In fact, the recently announced quarterly numbers by banks also bear witness to the fact that they have been able to beat the blues of the slow loan growth by enhancing fee-based income and better margins.


Net interest margins improved quarter-on-quarter across all banks as there was a significant decline in the cost of deposits and the credit deposit ratio also improved (as loan growth picked up and proportion of bulk deposits continue to decline).


For large banks - except ICICI Bank which continues to consolidate its balance sheet - loans increased above industry growth at 11% year-on-year. The December ’09 quarter saw both HDFC Bank and Axis Bank reporting credit growth ahead of the system.


Sequentially, core operating profits improved across all banks as contribution from net interest income (NII) increased and trading profits declined.


The banks have also, during the quarter, increased their portfolio of low-cost CASA (current and savings account) deposits, which have helped them to maintain a healthy spread though their lending rates have fallen.


According to banking experts who participated in the recently held BANCON summit hosted in Mumbai by State Bank of India with organizational support from Indian Banks’ Association, the low credit offtake has forced banks to explore new ways to grow their business as credit growth slowed down significantly. This included relying more on fee-based operations like wholesale banking.


A rise in fee-based income, in fact, saved the day for many a lender in both the public and private sector, as was witnessed in the December quarter.


Boosted by a robust 48% rise in fee-based income, staterun IDBI Bank's net profit jumped by 29% at Rs 287 crore in the third quarter ended 31st December.

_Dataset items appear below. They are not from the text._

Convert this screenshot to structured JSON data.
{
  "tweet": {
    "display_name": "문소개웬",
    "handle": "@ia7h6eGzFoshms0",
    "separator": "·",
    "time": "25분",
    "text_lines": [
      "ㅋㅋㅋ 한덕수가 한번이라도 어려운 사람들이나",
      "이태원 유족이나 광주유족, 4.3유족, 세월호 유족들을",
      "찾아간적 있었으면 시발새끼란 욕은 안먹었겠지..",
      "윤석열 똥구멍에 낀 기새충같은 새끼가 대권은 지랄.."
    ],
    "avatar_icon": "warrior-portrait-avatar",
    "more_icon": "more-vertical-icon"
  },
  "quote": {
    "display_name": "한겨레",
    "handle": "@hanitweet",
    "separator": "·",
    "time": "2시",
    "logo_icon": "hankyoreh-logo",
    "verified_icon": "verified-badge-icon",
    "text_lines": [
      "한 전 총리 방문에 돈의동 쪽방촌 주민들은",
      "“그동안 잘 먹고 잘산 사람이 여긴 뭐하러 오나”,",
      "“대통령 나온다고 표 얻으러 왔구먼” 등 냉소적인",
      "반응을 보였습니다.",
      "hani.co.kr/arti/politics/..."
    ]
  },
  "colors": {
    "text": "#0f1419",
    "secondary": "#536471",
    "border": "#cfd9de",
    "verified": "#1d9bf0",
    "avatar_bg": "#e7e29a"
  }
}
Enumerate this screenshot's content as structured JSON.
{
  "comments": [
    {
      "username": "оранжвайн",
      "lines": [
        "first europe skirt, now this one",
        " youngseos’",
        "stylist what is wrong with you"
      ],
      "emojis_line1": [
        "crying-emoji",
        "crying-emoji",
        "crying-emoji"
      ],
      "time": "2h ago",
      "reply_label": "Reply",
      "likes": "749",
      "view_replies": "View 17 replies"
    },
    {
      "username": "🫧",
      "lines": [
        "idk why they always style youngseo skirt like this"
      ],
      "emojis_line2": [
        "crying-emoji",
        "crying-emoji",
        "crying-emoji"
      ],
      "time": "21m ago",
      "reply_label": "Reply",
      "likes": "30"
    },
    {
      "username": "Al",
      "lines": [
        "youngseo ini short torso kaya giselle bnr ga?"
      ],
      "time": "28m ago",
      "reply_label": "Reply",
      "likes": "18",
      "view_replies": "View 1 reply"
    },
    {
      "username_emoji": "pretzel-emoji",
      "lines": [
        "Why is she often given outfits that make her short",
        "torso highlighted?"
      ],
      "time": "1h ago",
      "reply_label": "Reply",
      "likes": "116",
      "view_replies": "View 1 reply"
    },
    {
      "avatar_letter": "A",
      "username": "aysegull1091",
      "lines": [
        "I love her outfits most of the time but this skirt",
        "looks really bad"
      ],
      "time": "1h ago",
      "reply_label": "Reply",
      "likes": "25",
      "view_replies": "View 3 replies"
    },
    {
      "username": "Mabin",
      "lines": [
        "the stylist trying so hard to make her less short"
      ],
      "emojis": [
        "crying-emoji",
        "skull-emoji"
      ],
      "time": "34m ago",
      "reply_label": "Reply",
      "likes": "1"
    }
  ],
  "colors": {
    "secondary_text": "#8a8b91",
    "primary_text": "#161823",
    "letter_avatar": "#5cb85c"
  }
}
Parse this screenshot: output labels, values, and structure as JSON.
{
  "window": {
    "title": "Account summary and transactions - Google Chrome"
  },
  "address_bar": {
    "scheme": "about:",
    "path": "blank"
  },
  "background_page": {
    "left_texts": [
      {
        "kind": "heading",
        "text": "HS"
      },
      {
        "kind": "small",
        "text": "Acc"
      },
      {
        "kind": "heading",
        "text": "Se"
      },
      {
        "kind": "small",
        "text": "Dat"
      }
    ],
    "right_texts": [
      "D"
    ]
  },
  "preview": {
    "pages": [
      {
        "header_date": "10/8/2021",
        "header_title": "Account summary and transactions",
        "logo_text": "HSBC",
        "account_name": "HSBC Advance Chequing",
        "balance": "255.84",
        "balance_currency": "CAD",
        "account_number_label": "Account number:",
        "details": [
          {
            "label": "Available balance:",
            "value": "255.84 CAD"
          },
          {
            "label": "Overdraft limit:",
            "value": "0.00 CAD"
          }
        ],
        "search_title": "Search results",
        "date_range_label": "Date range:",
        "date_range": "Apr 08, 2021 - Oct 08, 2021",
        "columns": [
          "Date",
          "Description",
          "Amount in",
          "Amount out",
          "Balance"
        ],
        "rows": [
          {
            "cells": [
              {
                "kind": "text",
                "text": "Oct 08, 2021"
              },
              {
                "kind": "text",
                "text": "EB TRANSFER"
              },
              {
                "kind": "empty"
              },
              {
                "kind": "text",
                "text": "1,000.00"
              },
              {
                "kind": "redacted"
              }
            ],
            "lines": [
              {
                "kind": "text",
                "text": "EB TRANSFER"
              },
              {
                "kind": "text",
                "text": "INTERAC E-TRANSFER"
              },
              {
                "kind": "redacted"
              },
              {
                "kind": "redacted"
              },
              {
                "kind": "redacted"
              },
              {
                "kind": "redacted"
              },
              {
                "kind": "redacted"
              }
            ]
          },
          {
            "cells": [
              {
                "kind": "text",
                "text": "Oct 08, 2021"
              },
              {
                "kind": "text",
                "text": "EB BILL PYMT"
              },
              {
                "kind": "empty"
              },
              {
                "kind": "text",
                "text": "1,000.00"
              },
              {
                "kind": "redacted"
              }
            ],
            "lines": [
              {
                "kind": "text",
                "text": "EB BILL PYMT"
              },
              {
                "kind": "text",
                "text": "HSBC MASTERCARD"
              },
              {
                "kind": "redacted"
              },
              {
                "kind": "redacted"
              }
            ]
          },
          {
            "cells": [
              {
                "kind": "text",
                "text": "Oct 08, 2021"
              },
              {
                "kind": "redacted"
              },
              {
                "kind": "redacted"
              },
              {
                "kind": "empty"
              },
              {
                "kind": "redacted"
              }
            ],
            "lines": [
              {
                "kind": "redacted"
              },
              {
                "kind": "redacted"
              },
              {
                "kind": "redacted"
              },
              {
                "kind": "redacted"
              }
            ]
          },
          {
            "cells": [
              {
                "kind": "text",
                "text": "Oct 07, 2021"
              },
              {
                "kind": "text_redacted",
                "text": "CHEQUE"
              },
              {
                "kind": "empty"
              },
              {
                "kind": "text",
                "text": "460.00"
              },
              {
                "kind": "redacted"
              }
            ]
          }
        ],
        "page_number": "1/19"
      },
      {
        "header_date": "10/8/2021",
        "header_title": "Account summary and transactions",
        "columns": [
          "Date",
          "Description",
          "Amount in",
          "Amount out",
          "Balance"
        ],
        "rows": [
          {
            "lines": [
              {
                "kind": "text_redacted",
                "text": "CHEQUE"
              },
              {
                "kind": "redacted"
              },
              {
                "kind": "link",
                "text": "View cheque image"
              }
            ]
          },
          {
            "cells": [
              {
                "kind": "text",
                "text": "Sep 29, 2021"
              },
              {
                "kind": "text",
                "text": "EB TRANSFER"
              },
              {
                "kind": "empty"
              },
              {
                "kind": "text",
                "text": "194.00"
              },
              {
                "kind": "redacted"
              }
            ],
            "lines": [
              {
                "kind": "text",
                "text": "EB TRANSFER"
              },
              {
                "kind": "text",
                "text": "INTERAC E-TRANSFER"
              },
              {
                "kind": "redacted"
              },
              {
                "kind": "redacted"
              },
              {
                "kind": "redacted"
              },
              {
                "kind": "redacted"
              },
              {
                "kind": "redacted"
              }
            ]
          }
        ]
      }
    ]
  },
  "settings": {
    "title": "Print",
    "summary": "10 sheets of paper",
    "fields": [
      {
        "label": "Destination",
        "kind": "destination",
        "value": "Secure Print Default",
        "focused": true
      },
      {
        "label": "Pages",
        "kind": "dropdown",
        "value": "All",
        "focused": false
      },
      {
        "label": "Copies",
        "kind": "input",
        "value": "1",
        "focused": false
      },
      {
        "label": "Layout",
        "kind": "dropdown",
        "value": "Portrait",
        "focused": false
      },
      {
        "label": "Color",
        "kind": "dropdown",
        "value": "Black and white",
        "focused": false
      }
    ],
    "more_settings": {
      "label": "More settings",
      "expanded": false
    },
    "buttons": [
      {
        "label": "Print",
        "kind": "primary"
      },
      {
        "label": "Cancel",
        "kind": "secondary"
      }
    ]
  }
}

A healthy growth in its core fee-income also gave a boost to the profit of Bank of Baroda that beat expectations in the third quarter as it posted a 17.5% jump in its net profit in Q3 FY10, despite challenging market conditions.


The bank was able to post good numbers as its core fee income that comprises of commissions, bank guarantees and various charges, rose to Rs 356 crore in Q3 from Rs 280 crore a year ago.


Oriental Bank of Commerce, another public sector lender, witnessed nearly a 15% rise in its net profit as fee-based income rose to Rs 144.67 crore during the third quarter of the current financial year from Rs 100 crore, a year ago.


Other beneficiaries of an augmented fee-based income were banks such as Axis Bank that saw its fee income rise 29% to Rs 800 crore and HDFC Bank, which saw its fee-based income grow by 12.4% to Rs 723.7 crore.


Kotak Mahindra Bank was another private sector lender that saw a spurt in its net profit numbers thanks to a 34% increase in its other income from commissions, fees, exchange and brokerage to Rs 317.56 crore.


According to banking experts, while credit growth is expected to look up from the current quarter onwards, banks will continue to focus on their other income segment, with a special emphasis on the fee income pie. Thus in the coming months, one can expect a push in the fee-based activities from banks, said a chief financial officer of a large public sector bank.


This is also in the event when treasury income is curtailed as was witnessed in the December quarter. However, as the economy is well on its way back to growth and regulators are walking the talk of “managing the recovery” the banking sector will be a direct beneficiary, think market experts.


Thus, the much talked about credit growth that has so far been ailing over the last couple of years may well be round the bend.